Russian Ministry of Culture Favors 72-Hour Visa-Free Stay for Transit of Foreign Travelers

The Culture Ministry supports the idea of introducing a 72-hour visa-free regime for transit tourists from a number of foreign states, Culture Minister Vladimir Medinsky said.

“The Culture Ministry and Rosturizm [the Federal Tourism Agency] are fervent advocates of this idea because it will significantly boost inbound tourism,” he told reporters on Aug. 13, responding to a question posed by Interfax.

The experience of the last few years shows that liberalisation of the visa regime leads to an increase in tourist numbers, the minister said. A case in point is the scrapping of visa requirements between Russia and Korea, which led to a 45 percent increase in the number of Korean tourists in Russia, he said.

“Turkey. When visa formalities were reduced, we thought the number of Russian tourists would increase, but instead, we got Turkish tourists, and in large numbers. It turned out there are rich Turks, who stayed at expensive hotels. We have a similar situation with Iran,” he said.

When asked which categories of foreigners these changes will apply to, Medinsky suggested waiting for a State Council presidium session before answering the question.

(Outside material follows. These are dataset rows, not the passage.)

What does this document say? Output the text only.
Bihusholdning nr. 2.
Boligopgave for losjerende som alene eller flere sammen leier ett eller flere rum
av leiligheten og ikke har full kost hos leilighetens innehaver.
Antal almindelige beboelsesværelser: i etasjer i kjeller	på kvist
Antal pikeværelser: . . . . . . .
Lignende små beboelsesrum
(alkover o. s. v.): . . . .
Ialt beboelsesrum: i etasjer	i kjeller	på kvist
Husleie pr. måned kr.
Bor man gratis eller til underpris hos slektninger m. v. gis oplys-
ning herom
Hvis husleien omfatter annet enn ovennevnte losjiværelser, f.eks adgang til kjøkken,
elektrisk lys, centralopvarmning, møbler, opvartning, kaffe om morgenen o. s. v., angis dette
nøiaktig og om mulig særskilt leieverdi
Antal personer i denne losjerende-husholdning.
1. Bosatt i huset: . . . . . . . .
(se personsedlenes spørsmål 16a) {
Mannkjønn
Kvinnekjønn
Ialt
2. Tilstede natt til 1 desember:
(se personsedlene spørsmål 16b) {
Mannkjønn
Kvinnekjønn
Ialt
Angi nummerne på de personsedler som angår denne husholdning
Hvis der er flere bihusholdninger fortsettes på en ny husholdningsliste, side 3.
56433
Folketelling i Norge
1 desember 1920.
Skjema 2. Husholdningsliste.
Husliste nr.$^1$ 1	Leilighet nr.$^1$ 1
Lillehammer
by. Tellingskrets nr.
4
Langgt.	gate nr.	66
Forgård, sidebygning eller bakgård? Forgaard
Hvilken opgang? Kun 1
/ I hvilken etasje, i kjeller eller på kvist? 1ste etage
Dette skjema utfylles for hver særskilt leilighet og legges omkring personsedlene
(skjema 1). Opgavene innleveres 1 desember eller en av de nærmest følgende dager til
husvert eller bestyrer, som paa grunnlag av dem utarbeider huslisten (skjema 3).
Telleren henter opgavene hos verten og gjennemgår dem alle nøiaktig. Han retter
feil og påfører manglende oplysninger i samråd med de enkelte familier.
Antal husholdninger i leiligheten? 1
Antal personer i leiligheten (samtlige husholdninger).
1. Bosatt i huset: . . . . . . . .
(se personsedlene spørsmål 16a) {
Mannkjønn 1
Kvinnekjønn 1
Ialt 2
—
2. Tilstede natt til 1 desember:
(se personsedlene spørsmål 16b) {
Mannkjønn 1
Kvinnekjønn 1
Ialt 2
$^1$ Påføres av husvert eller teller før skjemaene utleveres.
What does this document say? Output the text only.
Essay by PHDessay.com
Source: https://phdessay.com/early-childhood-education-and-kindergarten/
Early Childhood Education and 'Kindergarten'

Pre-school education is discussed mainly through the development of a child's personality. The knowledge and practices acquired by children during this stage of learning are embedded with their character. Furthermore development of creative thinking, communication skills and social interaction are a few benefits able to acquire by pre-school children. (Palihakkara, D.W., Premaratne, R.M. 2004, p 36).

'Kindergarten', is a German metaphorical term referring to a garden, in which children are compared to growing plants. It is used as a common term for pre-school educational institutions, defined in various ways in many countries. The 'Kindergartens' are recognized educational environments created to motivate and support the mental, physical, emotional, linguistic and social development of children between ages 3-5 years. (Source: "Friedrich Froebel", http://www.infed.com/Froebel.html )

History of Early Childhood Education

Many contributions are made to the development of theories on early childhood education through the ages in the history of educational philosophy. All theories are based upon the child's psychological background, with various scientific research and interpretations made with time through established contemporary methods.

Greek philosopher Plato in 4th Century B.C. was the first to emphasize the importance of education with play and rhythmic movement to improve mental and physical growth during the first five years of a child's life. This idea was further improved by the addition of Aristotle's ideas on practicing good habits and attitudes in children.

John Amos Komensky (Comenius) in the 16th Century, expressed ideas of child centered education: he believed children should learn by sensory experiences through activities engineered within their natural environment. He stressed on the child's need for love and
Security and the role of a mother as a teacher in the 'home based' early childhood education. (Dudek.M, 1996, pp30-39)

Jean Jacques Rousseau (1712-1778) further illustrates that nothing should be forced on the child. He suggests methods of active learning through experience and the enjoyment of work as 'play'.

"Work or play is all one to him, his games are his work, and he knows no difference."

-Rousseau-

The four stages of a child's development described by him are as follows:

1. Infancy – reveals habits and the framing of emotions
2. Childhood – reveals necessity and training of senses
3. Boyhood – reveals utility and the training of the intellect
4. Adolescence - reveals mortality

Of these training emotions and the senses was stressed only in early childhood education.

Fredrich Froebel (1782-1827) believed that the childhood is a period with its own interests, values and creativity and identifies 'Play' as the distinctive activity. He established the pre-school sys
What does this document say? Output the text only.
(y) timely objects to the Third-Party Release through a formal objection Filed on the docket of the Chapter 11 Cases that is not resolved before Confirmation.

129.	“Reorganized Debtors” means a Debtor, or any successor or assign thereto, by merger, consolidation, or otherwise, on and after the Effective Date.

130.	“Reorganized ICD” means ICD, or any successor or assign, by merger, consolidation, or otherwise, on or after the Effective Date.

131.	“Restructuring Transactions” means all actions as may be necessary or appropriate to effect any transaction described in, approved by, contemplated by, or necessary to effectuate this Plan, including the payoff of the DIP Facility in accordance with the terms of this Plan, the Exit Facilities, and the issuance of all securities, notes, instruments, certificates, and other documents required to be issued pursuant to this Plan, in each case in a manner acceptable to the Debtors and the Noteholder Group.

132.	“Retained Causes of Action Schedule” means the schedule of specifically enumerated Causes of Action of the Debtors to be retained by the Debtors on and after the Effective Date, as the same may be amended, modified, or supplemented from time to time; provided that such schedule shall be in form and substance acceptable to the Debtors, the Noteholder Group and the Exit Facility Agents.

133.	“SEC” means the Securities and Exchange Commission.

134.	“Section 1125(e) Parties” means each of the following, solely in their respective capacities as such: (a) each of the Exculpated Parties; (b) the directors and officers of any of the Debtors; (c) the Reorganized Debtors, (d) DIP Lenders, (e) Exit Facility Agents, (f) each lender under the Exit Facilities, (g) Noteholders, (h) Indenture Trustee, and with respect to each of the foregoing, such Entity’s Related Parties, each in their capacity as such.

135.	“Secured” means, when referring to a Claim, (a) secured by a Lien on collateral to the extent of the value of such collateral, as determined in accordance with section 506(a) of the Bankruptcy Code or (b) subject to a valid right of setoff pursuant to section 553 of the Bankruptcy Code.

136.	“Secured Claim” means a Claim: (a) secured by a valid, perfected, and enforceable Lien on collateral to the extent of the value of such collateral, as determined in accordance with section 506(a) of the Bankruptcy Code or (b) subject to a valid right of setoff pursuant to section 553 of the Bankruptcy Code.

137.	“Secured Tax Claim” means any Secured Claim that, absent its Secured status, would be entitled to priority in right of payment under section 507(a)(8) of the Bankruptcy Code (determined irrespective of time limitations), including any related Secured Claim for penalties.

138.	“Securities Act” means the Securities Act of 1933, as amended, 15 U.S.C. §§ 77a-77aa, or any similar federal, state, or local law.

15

He also said: “We completely underestimate how, in our age of high technologies where we are increasingly accustomed to getting perks of life by pressing a button on a tablet, how stimulating this sort of simplification of time-consuming formalities stimulates people to travel.”

Earlier media reports said that in the run-up to one of the upcoming sessions of the State Council presidium, which will focus on tourism, proposals were being drafted on how to ease visa requirements for tourists entering Russia for no more than 72 hours.

According to the media, which cited government sources, there is a proposal to allow transit tourists from about twenty countries, including several European ones, the United States and Australia, to stay in Russia for up to 72 hours without having to apply for a Russian visa.

Currently, such regulations are in place for foreign nationals who arrive in Russia for tourism purposes by boat.

The latest proposal to liberalise visa requirements would apply to tourists arriving in Russia by air, en route from Asia to Europe, and vice versa.